Я хотел было пошутить про то, что суточные ему, видимо, платили
большие, но потом сэкономили на проезде в германском опломбированном вагоне,
но, поймав на себе исполненный священного идеологического гнева взгляд
Диаматыча, промолчал.
Вечером мы лежали со Спецкором в постели, попивали красное винцо из
бутылки, уведенной с ужина, и смотрели по телевизору фильм о любви стареющей
врачихи к красивому, но обреченному юноше. Она делала все, чтобы облегчить
его участь, даже знакомила его с хорошенькими девчушками, подглядывала, как
он занимался с ними любовью в отдельной больничной палате, и плакала от
ревности, нежности и бессилия...
-- Ой! -- вдруг подскочил я.-- Забыл!
-- Ты куда? -- удивился Спецкор.
-- Сегодня же выход на связь!
-- Не забудь, что прелюдия должна быть в три раза длиннее, чем сама
связь! -- посоветовал он мне вдогонку.
Диаматыча я обнаружил недалеко от отеля, в скверике, возле огромного
зелено-бронзового льва, под постаментом которого, если верить мадам Лану,
находится лаз в парижские катакомбы. Рядом с профессором стояли не слишком
молодая и привлекательная, но хорошо одетая женщина в очках и мальчик, почти
подросток, иронически рассматривавший уже знакомого мне киборга с
зажигающимися глазами. Я не слышал, о чем они говорили, так как спрятался за
деревом шагах в пятнадцати от них, но судя по тому, как Диаматыч мотал
головой, он отказывался от каких-то настойчивых предложений женщины, которая
вдруг заплакала, полезла в сумочку за платком, а мальчик, выключил киборга,
с досадой посмотрел на нее и даже осуждающе дернул за рукав. Тогда женщина
дала мальчику денег и отправила к лотку с прохладительными напитками,
работающему, несмотря на такой поздний час. Едва пацан, сверкая белыми
кроссовками, убежал, женщина обняла Диаматыча за шею и стала гладить по
голове. Поначалу он стоял, беспомощно опустив руки, а потом тоже обнял ее,
но неловко и очень вежливо, точно незнакомку в танце. Воротился мальчик с
тремя банками кока-колы. Диаматыч опасливо, как если бы это была граната,
потянул за кольцо и именно тогда увидел меня.
Несколько мгновений мы смотрели друг другу в глаза, а потом, сжав в
руке банку, как булыжник, он двинулся в мою сторону. Нет, сначала он что-то
сказал женщине, и она сразу изменилась в лице. А вот мальчик, слышавший те
же слова, глянул на меня без всякого интереса. Диаматыч подошел ко мне
вплотную. Банка в его кулаке сплющилась, и мокрая лампасина тянулась вдоль
брючины. Губы у него-дрожали, словно он хотел зарычать, приоткрывались, и я
заметил, что верхние зубы у Диаматыча пластмассово-белые, а нижние -- желтые
и выщербленные.
-- Все-таки выследил, филер проклятый! -- задыхаясь от ненависти,
проговорил он,-- Шпион... Сексот... Стукач... Доносчик...

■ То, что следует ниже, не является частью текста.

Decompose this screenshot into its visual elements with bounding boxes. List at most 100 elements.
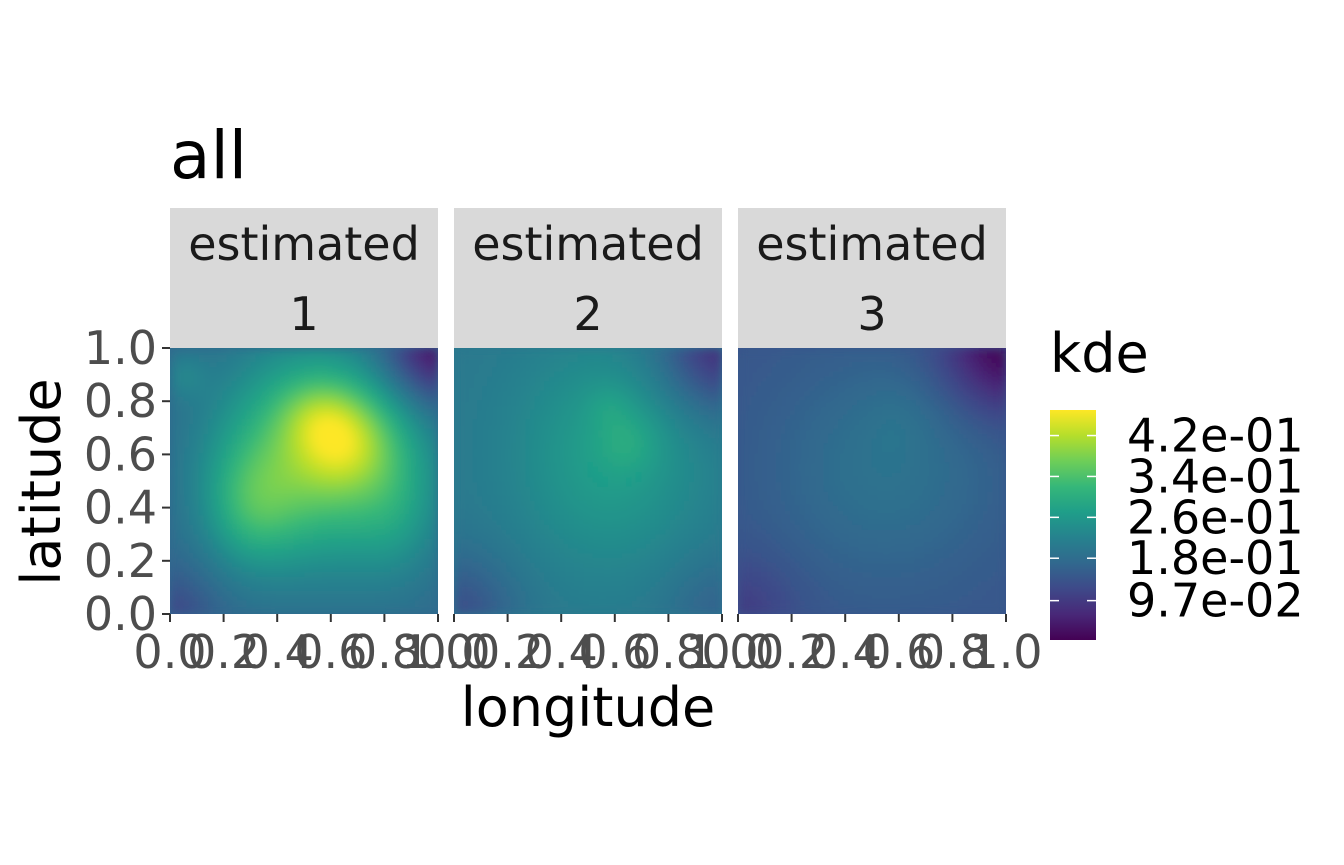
heatmap-cell [511,486,516,491]
heatmap-cell [390,500,395,505]
heatmap-cell [400,538,405,543]
heatmap-cell [170,457,175,462]
heatmap-cell [395,453,400,458]
heatmap-cell [454,495,459,500]
heatmap-cell [381,533,386,538]
heatmap-cell [464,348,469,353]
heatmap-cell [208,576,213,581]
heatmap-cell [502,381,507,386]
heatmap-cell [483,476,488,481]
heatmap-cell [578,367,583,372]
heatmap-cell [459,443,464,448]
heatmap-cell [333,562,338,567]
heatmap-cell [318,386,323,391]
heatmap-cell [395,590,400,595]
heatmap-cell [318,571,323,576]
heatmap-cell [294,500,299,505]
heatmap-cell [574,462,579,467]
heatmap-cell [184,448,189,453]
heatmap-cell [309,519,314,524]
heatmap-cell [488,405,493,410]
heatmap-cell [361,400,366,405]
heatmap-cell [545,348,550,353]
heatmap-cell [227,462,232,467]
heatmap-cell [309,457,314,462]
heatmap-cell [338,538,343,543]
heatmap-cell [468,567,473,572]
heatmap-cell [588,362,593,367]
heatmap-cell [366,353,371,358]
heatmap-cell [454,543,459,548]
heatmap-cell [199,348,204,353]
heatmap-cell [237,581,242,586]
heatmap-cell [318,424,323,429]
heatmap-cell [602,424,607,429]
heatmap-cell [347,481,352,486]
heatmap-cell [535,410,540,415]
heatmap-cell [464,391,469,396]
heatmap-cell [593,453,598,458]
heatmap-cell [271,372,276,377]
heatmap-cell [271,476,276,481]
heatmap-cell [213,557,218,562]
heatmap-cell [180,595,185,600]
heatmap-cell [385,557,390,562]
heatmap-cell [492,562,497,567]
heatmap-cell [409,405,414,410]
heatmap-cell [502,586,507,591]
heatmap-cell [290,448,295,453]
heatmap-cell [256,538,261,543]
heatmap-cell [352,505,357,510]
heatmap-cell [405,586,410,591]
heatmap-cell [468,353,473,358]
heatmap-cell [507,367,512,372]
heatmap-cell [531,400,536,405]
heatmap-cell [405,457,410,462]
heatmap-cell [189,372,194,377]
heatmap-cell [357,476,362,481]
heatmap-cell [483,424,488,429]
heatmap-cell [507,491,512,496]
heatmap-cell [593,505,598,510]
heatmap-cell [232,519,237,524]
heatmap-cell [376,415,381,420]
heatmap-cell [357,457,362,462]
heatmap-cell [473,381,478,386]
heatmap-cell [189,405,194,410]
heatmap-cell [569,576,574,581]
heatmap-cell [464,529,469,534]
heatmap-cell [318,510,323,515]
heatmap-cell [593,381,598,386]
heatmap-cell [473,586,478,591]
heatmap-cell [194,557,199,562]
heatmap-cell [578,505,583,510]
heatmap-cell [189,538,194,543]
heatmap-cell [468,486,473,491]
heatmap-cell [261,500,266,505]
heatmap-cell [376,476,381,481]
heatmap-cell [516,467,521,472]
heatmap-cell [280,600,285,605]
heatmap-cell [433,400,438,405]
heatmap-cell [227,391,232,396]
heatmap-cell [468,453,473,458]
heatmap-cell [390,481,395,486]
heatmap-cell [194,519,199,524]
heatmap-cell [256,372,261,377]
heatmap-cell [555,405,560,410]
heatmap-cell [473,491,478,496]
heatmap-cell [593,462,598,467]
heatmap-cell [338,358,343,363]
heatmap-cell [545,514,550,519]
heatmap-cell [261,419,266,424]
heatmap-cell [578,543,583,548]
heatmap-cell [574,519,579,524]
heatmap-cell [251,590,256,595]
heatmap-cell [531,415,536,420]
heatmap-cell [478,377,483,382]
heatmap-cell [357,552,362,557]
heatmap-cell [464,367,469,372]
heatmap-cell [299,453,304,458]
heatmap-cell [376,586,381,591]
heatmap-cell [502,581,507,586]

Сосредоточившись на разнообразии слов, обозначающих в русском языке эту
древнюю профессию, я поначалу не въехал, что в данном конкретном случае
сказанное относится непосредственно ко мне, а когда понял, то от удивления
не смог вымолвить ни звука.
-- Это вас не касается! -- продолжал он, но уже не так кровожадно.--
Это мое личное дело! Почему вы всюду лезете? Я честный человек! Я член
партии! Почему я не могу увидеть женщину, которую люблю... любил...
То, что Диаматыч никакой не глубинщик, я понял сразу, как только увидел
в руках у парнишки киборга, но то, что у этого старого марксоведа и
энгельсолюба здесь, в Париже, есть любимая женщина, было настолько
ошеломляющим, что я снова не нашелся, что ответить.
-- Я знаю, вас специально ко мне приставили! -- снова оскалился
Диаматыч.-- Вы меня нарочно со своим дружком подначивали! Кололи?
Да?Радуйтесь, раскололи... Теперь медаль получите! А я ее все равно должен
был увидеть... Мы девять лет не виделись! Мальчик уже вырос, а я ему игрушку
купил... Вы должны меня понять! Вы же тоже коммунист... У вас ведь в КГБ все
коммунисты? Да? -- И он с жалобной надеждой посмотрел на меня.
-- Я не из КГБ.-- Ко мне наконец вернулся дар речи.
-- А откуда? -- почти с ужасом спросил он.
-- Из вычислительного центра "Алгоритм".
-- Понятно,-- обреченно кивнул Диаматыч.-- Товарищ... Простите, не знаю
вашего звания, что мне за это будет?
-- Трудно сказать...
-- Прошу вас, скажите правду!
-- Кто эта женщина? Только сразу и честно! -- строго спросил я,
подражая какому-то чекисту из какой-то детективной многосерятины.
-- Она была моей аспиранткой,-- с готовностью сообщил Диаматыч.-- Но я
не мог развестись с женой... Потом она уехала к родственникам... Сюда... Я
тоже мог уехать с ней... Но для меня Родина...
-- Да бросьте... Я же сказал, что не из органов...
-- Да, разумеется! -- закивал он, давая понять, что правила конспирации
им поняты и приняты к исполнению.-- Что мне за это будет?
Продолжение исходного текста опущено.